Напомню, что в библейских текстах образ ласточки нередко употребляется как символический образ [1]. В русском фольклоре с ласточкой связано много примет. Одна из славянских пословиц об этой птичке именует её вестницей: «Ко мне ласточка прилетит, ко мне весточку принесёт». Ласточка считается вестницей добра, счастья, надежды и возрождения. Не исключаю, что, описывая первый прилёт птицы, писатель опирался на этот символизм. Она прилетела на балкон прокуратора, и в этот момент Иешуа избавил Пилата от головной боли. Вместе с её прилётом прояснились мысли Пилата. «В это время в колоннаду стремительно влетела ласточка… В течение её полёта в светлой теперь и лёгкой голове прокуратора сложилась формула. Она была такова: игемон разобрал дело бродячего философа Иешуа по кличке Га-Ноцри, и состава преступления в нём не нашёл».

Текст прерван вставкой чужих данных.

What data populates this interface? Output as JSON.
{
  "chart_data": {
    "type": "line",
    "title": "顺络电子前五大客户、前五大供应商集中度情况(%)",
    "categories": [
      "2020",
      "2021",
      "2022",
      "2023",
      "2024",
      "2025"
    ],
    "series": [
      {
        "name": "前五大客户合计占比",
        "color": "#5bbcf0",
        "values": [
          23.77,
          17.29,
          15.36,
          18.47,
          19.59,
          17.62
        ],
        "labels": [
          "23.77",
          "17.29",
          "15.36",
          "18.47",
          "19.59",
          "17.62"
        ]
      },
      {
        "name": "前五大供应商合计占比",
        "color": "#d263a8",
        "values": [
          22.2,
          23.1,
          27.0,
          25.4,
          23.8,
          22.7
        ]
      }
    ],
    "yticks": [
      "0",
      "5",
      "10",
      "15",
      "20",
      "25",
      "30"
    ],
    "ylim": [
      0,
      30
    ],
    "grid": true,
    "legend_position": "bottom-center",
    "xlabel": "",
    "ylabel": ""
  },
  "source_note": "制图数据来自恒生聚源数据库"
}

Писатель Вера Бегичева в своей статье о ласточке предполагает, что в образе этой птички к Пилату прилетает душа его покойной жены — Клавдии Прокулы, чтобы предотвратить опасное решение, которое собирается принять супруг. Свою мысль Бегичева подкрепляет тем, что в ранних редакциях романа упоминалось о Клавдии. Поначалу мне показалось, что эта идея не лишена логики, но впоследствии я отказалась от неё, несмотря на всю её мистическую таинственность и красоту. Перечитав это место в нескольких ранних вариантах романа, я обнаружила, что ласточка и жена Пилата всегда вместе присутствовали в тексте. Отмечу, что у каждой из них свои, отличные друг от друга роли. Ласточка выполняла функцию символической крылатой вестницы, а Клавдия через адъютанта прокуратора «велела передать его превосходительству супругу, что всю ночь она не спала, видела три раза во сне лицо кудрявого арестанта… и умоляет супруга отпустить арестанта без вреда» [2].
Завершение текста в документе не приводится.